Eh.. perhaps it's not that easy.
I'm sure it's possible to train your body to survive on much smaller amounts of food and water than normal, but the second law of thermodynamics isn't just a guideline.

It certainly is possible to adjust to a reduced food intake. I think the need for water is not as easy to reduce. There are lower limits to loss of water from breathing, invisible perspiration - we're fairly close to those levels by default. And there's a limit to how much the kidneys can concentrate urine, which determines a minimal urine production in a healthy organism.

And water deficiency will soon (depending on how much electrolytes we loose in addition to water) cause serious symptoms due to loss of blood volumne (and thereby lowered blood pressure) and disturbed electrolyte balance (which can cause seizures and irregular heart rythm).

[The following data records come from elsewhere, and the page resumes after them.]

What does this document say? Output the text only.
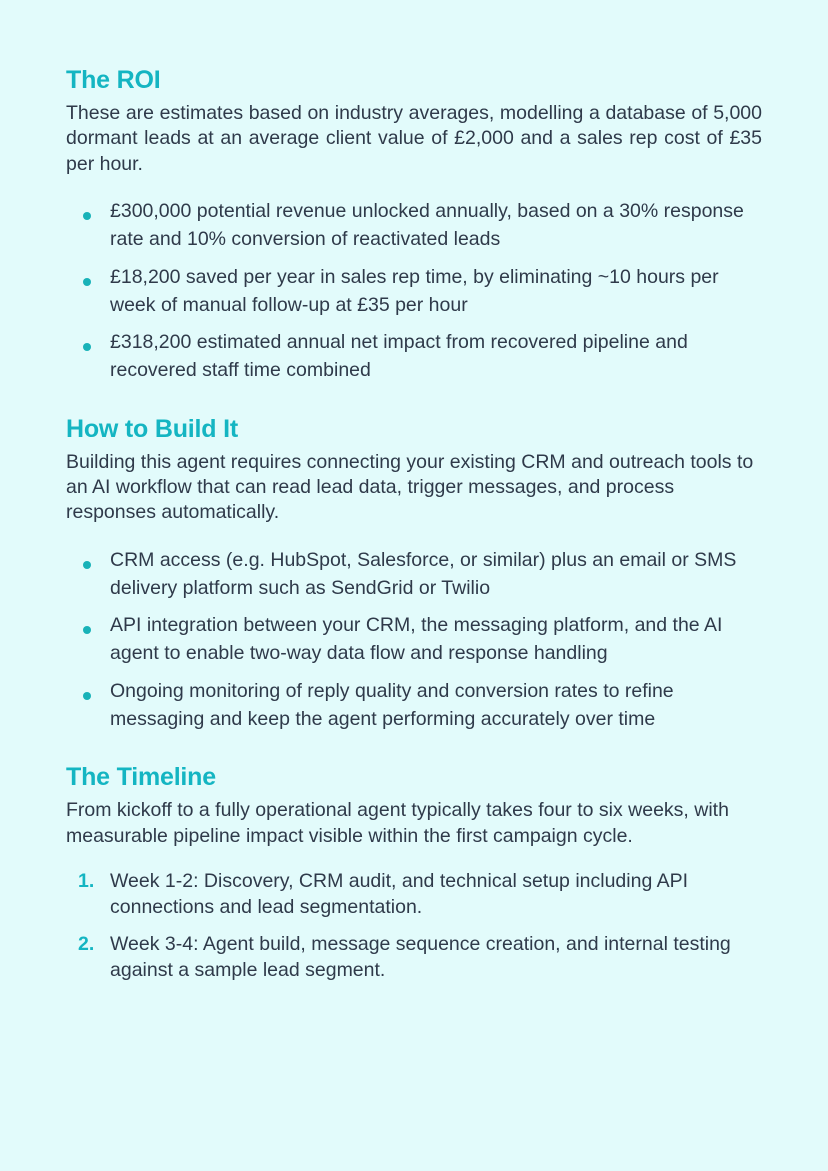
The ROI

These are estimates based on industry averages, modelling a database of 5,000 dormant leads at an average client value of £2,000 and a sales rep cost of £35 per hour.

£300,000 potential revenue unlocked annually, based on a 30% response rate and 10% conversion of reactivated leads
£18,200 saved per year in sales rep time, by eliminating ~10 hours per week of manual follow-up at £35 per hour
£318,200 estimated annual net impact from recovered pipeline and recovered staff time combined
How to Build It

Building this agent requires connecting your existing CRM and outreach tools to an AI workflow that can read lead data, trigger messages, and process responses automatically.

CRM access (e.g. HubSpot, Salesforce, or similar) plus an email or SMS delivery platform such as SendGrid or Twilio
API integration between your CRM, the messaging platform, and the AI agent to enable two-way data flow and response handling
Ongoing monitoring of reply quality and conversion rates to refine messaging and keep the agent performing accurately over time
The Timeline

From kickoff to a fully operational agent typically takes four to six weeks, with measurable pipeline impact visible within the first campaign cycle.

1. Week 1-2: Discovery, CRM audit, and technical setup including API connections and lead segmentation.
2. Week 3-4: Agent build, message sequence creation, and internal testing against a sample lead segment.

All in all, water supply is more critical than food supply.

DON'T KILL ME!!!
 
By the way, remember that discussion about quantum nondeterminacy and the brain we had? Looks like someone is taking those kinds of possibilities seriously:

[ http://www.wired.com/wiredscience/2...ired/index+(Wired:+Index+3+(Top+Stories+2))*]

(Although still squarely in the "Odd" category, but unlike the good swami, this one seems to be legit science, even if the result, once out, is likely to be negative.)